Consultancy

Somerset Chamber Choir

Helping a distinguished choir move its promotional campaigns up the scale.

Neil Tinson
Jan 8, 2023
5 min read
Art directionPrint

Regularly performing with some of the country’s finest instrumentalists and vocalists, Somerset Chamber Choir (patron, Dame Emma Kirkby) has established itself as one the finest choirs in the UK’s south west.

Aside from a low-resolution logo, the choir had no recognisable identity—nor an aesthetic commensurate to its musical calibre. I therefore gave the choir’s annual calendar of performances a consistent visual language to inject personality, increase recognition, and gradually raise its profile.

Whilst the concept, imagery and typography for each concert reflected its unique musical theme, every poster campaign and concert programme would build on that of the previous event, appealing to new concert goers and regular devotees alike.

A Musical Epiphany

The Christian feast day of Epiphany commemorates the visit of the Magi—the word being used in classical Greek for the manifestation of a deity to a worshiper. A flare of beatific light applied to Diziani’s Adoration of Magi evokes something of the concert’s ethereal theme and sacred venue.

Guest typeface Adobe Caslon. For her modern revival, designer Carol Twombly studied specimen pages of William Caslon’s first typefaces printed in the period immediately following Diziani’s completion of Adoration of Magi.

Hero image. Gaspare Diziani, Adoration of Magi (1733), with lighting applied.

Serenade to Music

To mark the retirement of Graham Caldbeck as the choir’s longstanding Musical Director, ‘Serenade to Music’ featured a selection of Caldbeck’s favourite works. Singular visual inspiration came not from the diversity of music, but from the venue of Wells Cathedral—in the form of golden sculpture, carved stone and lofty splendour.

Guest typeface Fea. Designed by Víctor Guerrero Vila, Fea captures something of the form and physicality of engraved letterforms found throughout the cathedral.

Unsung Heroes

Nostalgically distorting the Hungarian painting Lovers, to fall just beyond focus and almost out of memory, gives form to a celebration of the less familiar (and often haunting) music of Liechtenstein’s Rheinberger and Hungary’s Kodály.

Guest typeface Sagona. A contemporary slab serif building on the Clarendon/Ionic model dating back to the 19th century. René Bieder’s Sagona shuns a more typical industrial and strict appearance, focusing instead on warmth and subtle elegance.

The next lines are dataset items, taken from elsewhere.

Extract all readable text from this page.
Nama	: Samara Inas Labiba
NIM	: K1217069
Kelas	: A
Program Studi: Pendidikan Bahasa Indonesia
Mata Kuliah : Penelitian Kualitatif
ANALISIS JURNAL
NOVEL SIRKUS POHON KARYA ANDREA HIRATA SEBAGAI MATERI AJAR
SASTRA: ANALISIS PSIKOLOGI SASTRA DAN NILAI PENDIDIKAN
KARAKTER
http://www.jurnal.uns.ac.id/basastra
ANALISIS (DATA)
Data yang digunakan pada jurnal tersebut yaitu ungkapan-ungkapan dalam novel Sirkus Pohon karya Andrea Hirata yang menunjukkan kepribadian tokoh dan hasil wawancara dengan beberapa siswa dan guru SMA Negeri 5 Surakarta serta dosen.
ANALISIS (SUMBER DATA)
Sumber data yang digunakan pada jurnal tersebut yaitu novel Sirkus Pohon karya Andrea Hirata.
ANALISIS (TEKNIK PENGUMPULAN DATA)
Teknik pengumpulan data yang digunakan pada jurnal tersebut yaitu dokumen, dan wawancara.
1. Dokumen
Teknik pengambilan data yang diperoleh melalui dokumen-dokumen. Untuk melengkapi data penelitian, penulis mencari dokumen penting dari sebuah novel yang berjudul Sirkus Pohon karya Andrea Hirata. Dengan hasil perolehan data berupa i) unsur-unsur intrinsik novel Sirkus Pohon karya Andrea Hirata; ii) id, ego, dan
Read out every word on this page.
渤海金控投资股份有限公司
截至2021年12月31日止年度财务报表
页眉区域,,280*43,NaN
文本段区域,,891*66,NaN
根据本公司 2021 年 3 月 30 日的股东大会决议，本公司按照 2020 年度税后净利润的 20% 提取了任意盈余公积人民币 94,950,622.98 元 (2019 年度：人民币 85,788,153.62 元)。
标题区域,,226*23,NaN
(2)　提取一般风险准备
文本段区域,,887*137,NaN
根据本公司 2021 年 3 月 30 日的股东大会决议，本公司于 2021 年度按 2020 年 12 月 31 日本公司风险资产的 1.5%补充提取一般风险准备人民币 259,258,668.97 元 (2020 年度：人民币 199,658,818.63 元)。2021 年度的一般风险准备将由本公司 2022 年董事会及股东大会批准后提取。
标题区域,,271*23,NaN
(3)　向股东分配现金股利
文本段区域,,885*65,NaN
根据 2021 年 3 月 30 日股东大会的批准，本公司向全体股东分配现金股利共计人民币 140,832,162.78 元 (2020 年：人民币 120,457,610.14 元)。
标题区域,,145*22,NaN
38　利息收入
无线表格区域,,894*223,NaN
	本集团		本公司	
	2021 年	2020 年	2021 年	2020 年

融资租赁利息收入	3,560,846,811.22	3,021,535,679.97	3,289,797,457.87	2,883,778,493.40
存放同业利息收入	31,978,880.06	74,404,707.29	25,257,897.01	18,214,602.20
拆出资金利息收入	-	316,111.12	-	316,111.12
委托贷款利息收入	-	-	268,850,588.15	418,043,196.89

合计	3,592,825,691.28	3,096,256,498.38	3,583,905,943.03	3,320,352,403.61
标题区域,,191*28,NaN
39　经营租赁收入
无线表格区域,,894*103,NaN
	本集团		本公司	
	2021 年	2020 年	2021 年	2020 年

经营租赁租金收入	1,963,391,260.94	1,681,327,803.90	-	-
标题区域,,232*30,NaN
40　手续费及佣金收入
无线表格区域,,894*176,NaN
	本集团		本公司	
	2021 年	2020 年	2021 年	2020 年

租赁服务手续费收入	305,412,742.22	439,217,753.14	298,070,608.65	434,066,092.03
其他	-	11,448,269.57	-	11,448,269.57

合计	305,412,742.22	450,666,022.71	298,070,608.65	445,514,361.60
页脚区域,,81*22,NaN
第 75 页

Hero image. Pál Szinyei Merse, Szerelmespár [Lovers] (1870), with filter applied.

Paradisi Gloria

To epitomize the choir’s summer performance of works all written within a ten-year period, by Italian composers at the height of their expressive powers, little more was needed than a peek of Canaletto’s bustling, colourful and near-imaginary Venice of the same golden era.

Guest typeface Arno. Created by Robert Slimbach, Arno is named after the river running through Florence, the city at the heart of the Italian Renaissance, and inspired by the humanistic types of the 15th and 16th century.

Hero image. Canaletto, Return of the Bucintoro to the Molo on Ascension Day (1729–1732).

All-night Vigil

Penning the concert’s introduction, the Chair of Trustees recalls his first experience of Rachmaninov’s great choral work. “I can still vividly remember,” he writes, “that sumptuous, beautiful and multi-layered music, reverberating around”. The visual response? An interplay of voluminous typography and Orthodox opulence.

Guest typeface Kazimir Text. A reworking of the typeface used in the 1900 book, History of Russian Literature, and a contemporary take on pre-revolutionary Russian typography.

Hero image. Interior and arches of St Isaac’s Cathedral, St Petersburg, Russia .

St John Passion

JS Bach’s sacred masterpiece needs little introduction. How then to present it afresh? Taken literally, curled shavings from the carpenter’s workshop convey Jesus’ earthly vocation—and the wooden cross that awaits. Figuratively, they are the tangled chaos into which Christ has come.

Guest typeface Swift. An austere and concise typeface by Gerard Unger, Swift’s robust physicality is a fitting expression of the vocation, trial and death of Jesus.

Songfest

The Romantic movement originated in Europe and was characterized by its emphasis on emotion, psychology and the glorification of nature. A four-way mirror image of a pastoral mountainscape, not immediately obvious in its manipulation, suggests something of Romanticism’s subjective, transcendental individualism.

Guest typefaces Berthold Akzidenz-Grotesk, belonging to a tradition of unadorned sans serif types, contrasts with DTL Fleischmann, a revival of JM Fleischmann’s eccentric Baroque typefaces from the 18th century.